Something being old doesn't mean its bad
You're talking to someone who drives a 29 year old Volvo by choice, owns and operates an Amiga 500 for pixel art, is typing this on a 12 year old thinkpad, has more tube TV's than flat screens, compiles builds of a Flash game in 2021, makes music for a Roland MT-32 synth (1987) as a hobby, has a laptop running IBM OS/2, thinks 2000 or XP was the best OS release Microsoft ever made, and who uses a PowerBook G4 as a media server. So yeah, I guess you could say I'm aware of that.
Oh yeah, and Minerva, the program I usually used to edit saves, is older than TiTSed. It's what we used to edit CoC saves from pretty much the beginning.
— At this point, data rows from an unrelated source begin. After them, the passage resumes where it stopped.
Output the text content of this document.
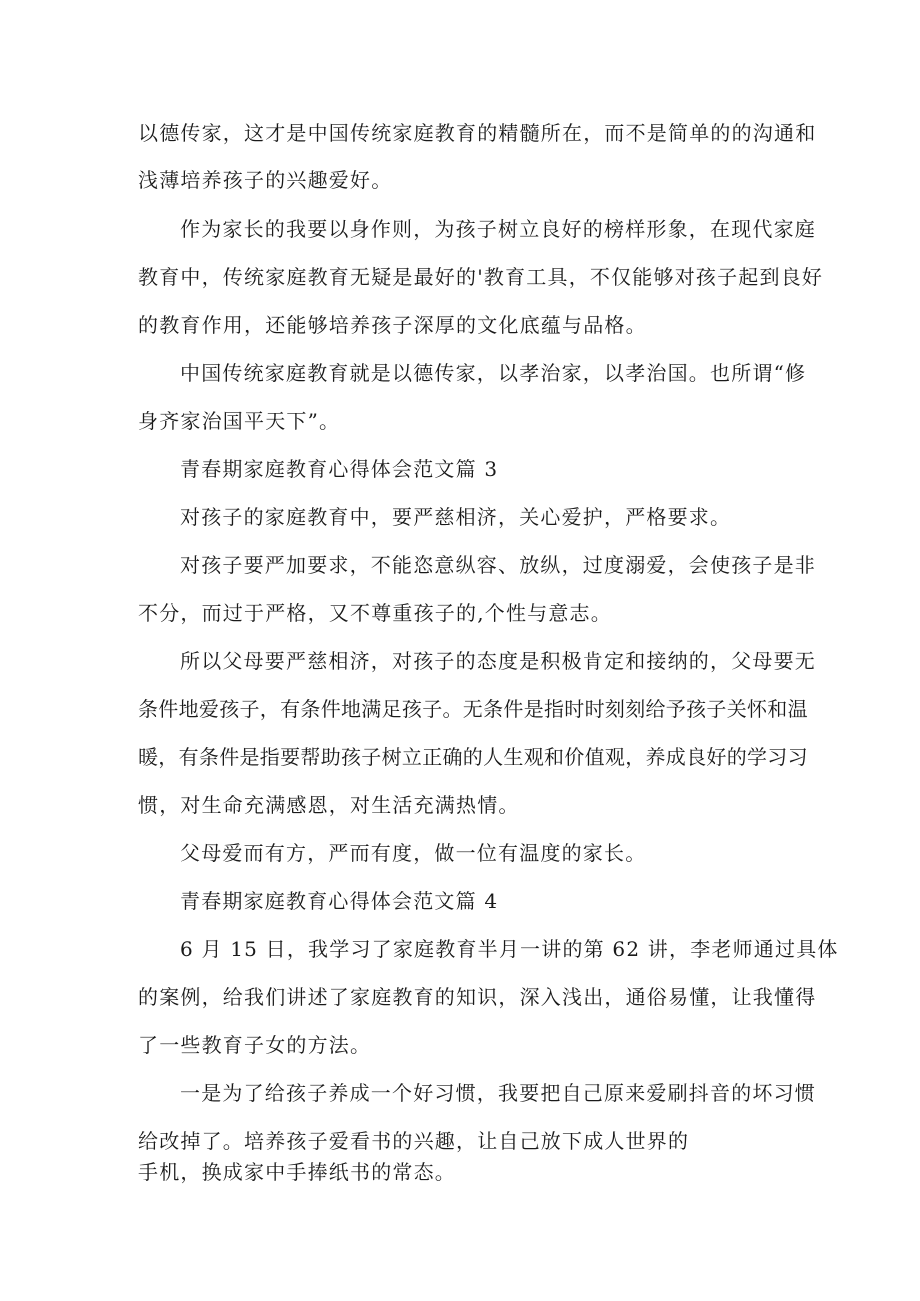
以德传家，这才是中国传统家庭教育的精髓所在，而不是简单的的沟通和
浅薄培养孩子的兴趣爱好。
作为家长的我要以身作则，为孩子树立良好的榜样形象，在现代家庭
教育中，传统家庭教育无疑是最好的'教育工具，不仅能够对孩子起到良好
的教育作用，还能够培养孩子深厚的文化底蕴与品格。
中国传统家庭教育就是以德传家，以孝治家，以孝治国。也所谓“修
身齐家治国平天下”。
青春期家庭教育心得体会范文篇 3
对孩子的家庭教育中，要严慈相济，关心爱护，严格要求。
对孩子要严加要求，不能恣意纵容、放纵，过度溺爱，会使孩子是非
不分，而过于严格，又不尊重孩子的,个性与意志。
所以父母要严慈相济，对孩子的态度是积极肯定和接纳的，父母要无
条件地爱孩子，有条件地满足孩子。无条件是指时时刻刻给予孩子关怀和温
暖，有条件是指要帮助孩子树立正确的人生观和价值观，养成良好的学习习
惯，对生命充满感恩，对生活充满热情。
父母爱而有方，严而有度，做一位有温度的家长。
青春期家庭教育心得体会范文篇 4
6 月 15 日，我学习了家庭教育半月一讲的第 62 讲，李老师通过具体
的案例，给我们讲述了家庭教育的知识，深入浅出，通俗易懂，让我懂得
了一些教育子女的方法。
一是为了给孩子养成一个好习惯，我要把自己原来爱刷抖音的坏习惯
给改掉了。培养孩子爱看书的兴趣，让自己放下成人世界的
手机，换成家中手捧纸书的常态。
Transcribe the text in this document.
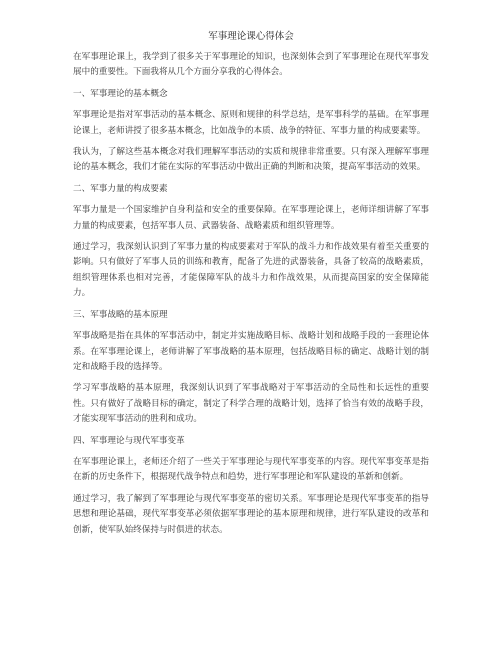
军事理论课心得体会

在军事理论课上，我学到了很多关于军事理论的知识，也深刻体会到了军事理论在现代军事发展中的重要性。下面我将从几个方面分享我的心得体会。

一、军事理论的基本概念

军事理论是指对军事活动的基本概念、原则和规律的科学总结，是军事科学的基础。在军事理论课上，老师讲授了很多基本概念，比如战争的本质、战争的特征、军事力量的构成要素等。

我认为，了解这些基本概念对我们理解军事活动的实质和规律非常重要。只有深入理解军事理论的基本概念，我们才能在实际的军事活动中做出正确的判断和决策，提高军事活动的效果。

二、军事力量的构成要素

军事力量是一个国家维护自身利益和安全的重要保障。在军事理论课上，老师详细讲解了军事力量的构成要素，包括军事人员、武器装备、战略素质和组织管理等。

通过学习，我深刻认识到了军事力量的构成要素对于军队的战斗力和作战效果有着至关重要的影响。只有做好了军事人员的训练和教育，配备了先进的武器装备，具备了较高的战略素质，组织管理体系也相对完善，才能保障军队的战斗力和作战效果，从而提高国家的安全保障能力。

三、军事战略的基本原理

军事战略是指在具体的军事活动中，制定并实施战略目标、战略计划和战略手段的一套理论体系。在军事理论课上，老师讲解了军事战略的基本原理，包括战略目标的确定、战略计划的制定和战略手段的选择等。

学习军事战略的基本原理，我深刻认识到了军事战略对于军事活动的全局性和长远性的重要性。只有做好了战略目标的确定，制定了科学合理的战略计划，选择了恰当有效的战略手段，才能实现军事活动的胜利和成功。

四、军事理论与现代军事变革

在军事理论课上，老师还介绍了一些关于军事理论与现代军事变革的内容。现代军事变革是指在新的历史条件下，根据现代战争特点和趋势，进行军事理论和军队建设的革新和创新。

通过学习，我了解到了军事理论与现代军事变革的密切关系。军事理论是现代军事变革的指导思想和理论基础，现代军事变革必须依据军事理论的基本原理和规律，进行军队建设的改革和创新，使军队始终保持与时俱进的状态。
, sure its written in a pretty dead framework with no cross-platform compatibility but its also an 8 year old project
So what? My newest computer is nine. Linux desktops existed eight years ago, and there were already options (even within C#) eight years ago that were cross-platform that could have been chosen instead.
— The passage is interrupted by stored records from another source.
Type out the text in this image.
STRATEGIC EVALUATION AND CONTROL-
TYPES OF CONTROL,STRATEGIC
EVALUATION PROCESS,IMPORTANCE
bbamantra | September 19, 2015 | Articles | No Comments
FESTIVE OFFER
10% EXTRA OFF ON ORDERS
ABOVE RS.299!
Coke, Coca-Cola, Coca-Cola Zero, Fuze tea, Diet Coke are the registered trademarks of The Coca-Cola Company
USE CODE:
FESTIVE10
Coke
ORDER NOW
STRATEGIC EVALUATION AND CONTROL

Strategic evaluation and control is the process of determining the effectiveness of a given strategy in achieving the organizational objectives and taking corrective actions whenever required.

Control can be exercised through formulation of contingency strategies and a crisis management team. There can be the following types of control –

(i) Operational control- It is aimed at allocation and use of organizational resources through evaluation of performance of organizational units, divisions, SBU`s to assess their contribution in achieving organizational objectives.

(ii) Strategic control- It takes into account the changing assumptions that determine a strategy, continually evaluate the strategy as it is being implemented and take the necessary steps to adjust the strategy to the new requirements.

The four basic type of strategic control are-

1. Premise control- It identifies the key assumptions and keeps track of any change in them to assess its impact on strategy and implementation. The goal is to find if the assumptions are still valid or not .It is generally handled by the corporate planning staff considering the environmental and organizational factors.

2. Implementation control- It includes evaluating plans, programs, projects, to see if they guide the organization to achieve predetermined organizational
…that explicitly states it only supports windows so that's just to be expected.
It was designed without respect for compatibility, at a time when there were already viable options for cross platform. Even within C#/.NET, if they had used normal WinForms or GTK# everything would have been fine. They deliberately chose the worst option possible. Plenty of software (even Adobe Flash, for instance, which is over a decade older) ran on Linux machines ten years ago. Mono was also relatively mature and usable at that time, for everything with the exception of Silverlight and WPF which were too tied into the Windows graphics stack to be feasible to re-implement.
I remember editing Minecraft save data using a C# program in Mono back then. It worked fine, because the author made the good choice to use literally anything but WPF.
At least 80% of open source/free software targets Unix systems, or at least support them to some degree. It's simply foolish that this one doesn't. Of course, whoever writes the code is free to do whatever they want, but it's far from optimal or even good in my opinion, and that opinion has absolutely nothing to do with it being old.